„Gut Sang“, das war der Gruß der Sänger des MGV Harmonie Zeche Victoria. 1921 fanden sich junge Bergarbeiter, Knappen, Hauer, Sprengmeister, Steiger und Bergingenieure zusammen. Sie stimmten Volks- und Bergmannslieder an, damals noch unter dem Namen Quartettverein „Harmonie“. Über 100 Jahre haben die Sänger die Ruhrgebietstradition hochgehalten, haben in Bergmannskittel und festlicher Tracht mit ihren Auftritten in vielen Städten Europas Beifall bekommen. Sogar in Amerika waren sie auf der Bühne. Der WDR zeigte den Chor mit dem Liebeslied „Die Rose“ im Fernsehen.
Es sind schöne Erinnerungen. Aus und vorbei. Im Oktober hat sich der Chor aufgelöst. Es fehlen junge Leute. Von den 58 Sängern zu besten Zeiten waren am Ende noch 14 dabei. Zu wenig für einen vielstimmigen Gesang, auf den sich die Chormitglieder mit Atemübungen vorbereiteten. „Das tut schon weh“, sagt Ehrenvorsitzender Paul Böke (89). Damit endet nicht nur eine lange und liebgewonnene Sangestradition, es fehlt auch ein Mosaikstein im kulturellen Leben der Stadt Lünen.
Alte Gründungsbücher

Schlossermeister Paul Böke blättert in den Gründungsbüchern. In feinster Sütterlinschrift sind dort die Jahresberichte dokumentiert. Der Tenorsänger kann sie lesen, er hat das noch in der Schule gelernt. 16 Gründungsmitglieder trafen sich 1921. Auch damals gab es schon Konzerte mit 700 Zuhörern. Eine Tradition, die der MGV Harmonie weiter pflegte. Mit dem Frauenchor Stadtmitte, dem Polizeichor Selm und dem Frauenchor Wethmar füllten die MGV-Sänger das Lüner Theater. Zu sehen und hören waren sie sogar bei dem Stück „Heimat unter der Erde“ im Dortmunder Stadttheater, alle in Bergmannskluft.

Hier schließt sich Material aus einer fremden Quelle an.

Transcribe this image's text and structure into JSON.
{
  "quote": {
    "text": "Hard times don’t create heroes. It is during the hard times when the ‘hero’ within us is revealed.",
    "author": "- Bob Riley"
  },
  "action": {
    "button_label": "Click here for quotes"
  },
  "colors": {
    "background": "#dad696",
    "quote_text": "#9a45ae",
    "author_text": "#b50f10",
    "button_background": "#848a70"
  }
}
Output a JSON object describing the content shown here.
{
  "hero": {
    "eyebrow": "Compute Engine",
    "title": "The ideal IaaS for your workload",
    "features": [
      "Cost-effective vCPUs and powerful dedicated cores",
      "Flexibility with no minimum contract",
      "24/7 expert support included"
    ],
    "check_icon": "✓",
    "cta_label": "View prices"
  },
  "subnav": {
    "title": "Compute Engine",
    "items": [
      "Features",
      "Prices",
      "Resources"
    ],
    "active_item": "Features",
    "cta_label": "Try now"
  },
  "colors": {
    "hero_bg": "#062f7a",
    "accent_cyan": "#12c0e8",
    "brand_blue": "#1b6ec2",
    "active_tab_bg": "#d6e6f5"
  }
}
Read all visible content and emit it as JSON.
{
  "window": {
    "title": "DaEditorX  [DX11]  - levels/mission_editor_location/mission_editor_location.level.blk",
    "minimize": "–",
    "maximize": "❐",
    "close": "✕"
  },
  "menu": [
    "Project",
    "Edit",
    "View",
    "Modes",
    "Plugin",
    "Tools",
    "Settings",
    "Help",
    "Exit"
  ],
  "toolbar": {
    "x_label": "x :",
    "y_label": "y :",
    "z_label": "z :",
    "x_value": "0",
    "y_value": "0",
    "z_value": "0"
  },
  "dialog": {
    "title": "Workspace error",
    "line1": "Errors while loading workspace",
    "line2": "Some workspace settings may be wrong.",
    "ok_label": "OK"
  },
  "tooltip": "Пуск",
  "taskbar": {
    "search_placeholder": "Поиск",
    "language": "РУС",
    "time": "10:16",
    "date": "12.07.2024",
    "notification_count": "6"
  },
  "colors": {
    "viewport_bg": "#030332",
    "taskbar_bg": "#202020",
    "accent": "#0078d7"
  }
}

Henryk Hans übernahm in den 90er Jahren die Chorleitung. Er schlug neue Töne an, auch aus Oper und Operette. „Das Singen machte auf einmal viel mehr Spaß“, erinnert sich Böke. Es ging nach Verona in Italien, quer durch Deutschland und sogar zu einem Konzert nach Krakau, wo die Sänger im 135 Meter tiefen Salzbergwerksstollen zu hören waren. Mit einer Akustik, „die man sich gar nicht vorstellen kann“, erinnert sich Böke. Liedermacher Rainald Grebe holte den MGV in den Kölner Tanzbrunnen, die Lüner Sänger traten 2019 bei der „Herzkammer-Revue“ auf. „Unvergessliche Momente“, schildert Paul Böke, der 1988 zum MGV gekommen war.
Wechselvolle Geschichte

Der Bergmannschor blickt auf eine wechselvolle Geschichte zurück. 1994 bekam der Verein eine neue Satzung und den Namen „MGV Harmonie Zeche Victoria 1921 e.V.“. 2012/2013 sei es durch ein Missverständnis zu Missklängen gekommen. Sänger traten aus. Doch es ging weiter: Paul Böke wurde Vorsitzender. Gisbert Gössing hatte zwischenzeitlich den Dirigentenstab übernommen. Auch unter seiner Leitung gab der Chor viele Konzerte. Dann kam Corona. Eine weitere Herausforderung. Es folgte wieder eine Veränderung: Weil das Grubenwehrheim weichen musste, verlor der MGV seinen Probenraum. Er zog um in die Hubertusstuben an der Moltkestraße.
Dirigentin Kristina Kappenberg übernahm als erste Frau die Chorleitung. Doch sie konnte bei den Sängern nur ein kurzes Gastspiel geben. Denn der Chor beschloss die Auflösung nach 102 Jahren. „Wir hätten gerne weitergesungen“, sagt Böke. Doch es fehlte an Sängern. Am 13. Dezember wird es noch einen gemeinsamen gemütlichen Abend geben, dann ist der MGV endgültig Geschichte. Für acht Sänger geht es allerdings in einem anderen Chor weiter: Sie singen im Polizeichor Selm. Dort ist alle 14 Tage dienstags von 10.30 bis 13 Uhr Probe. Paul Böke gehört dazu.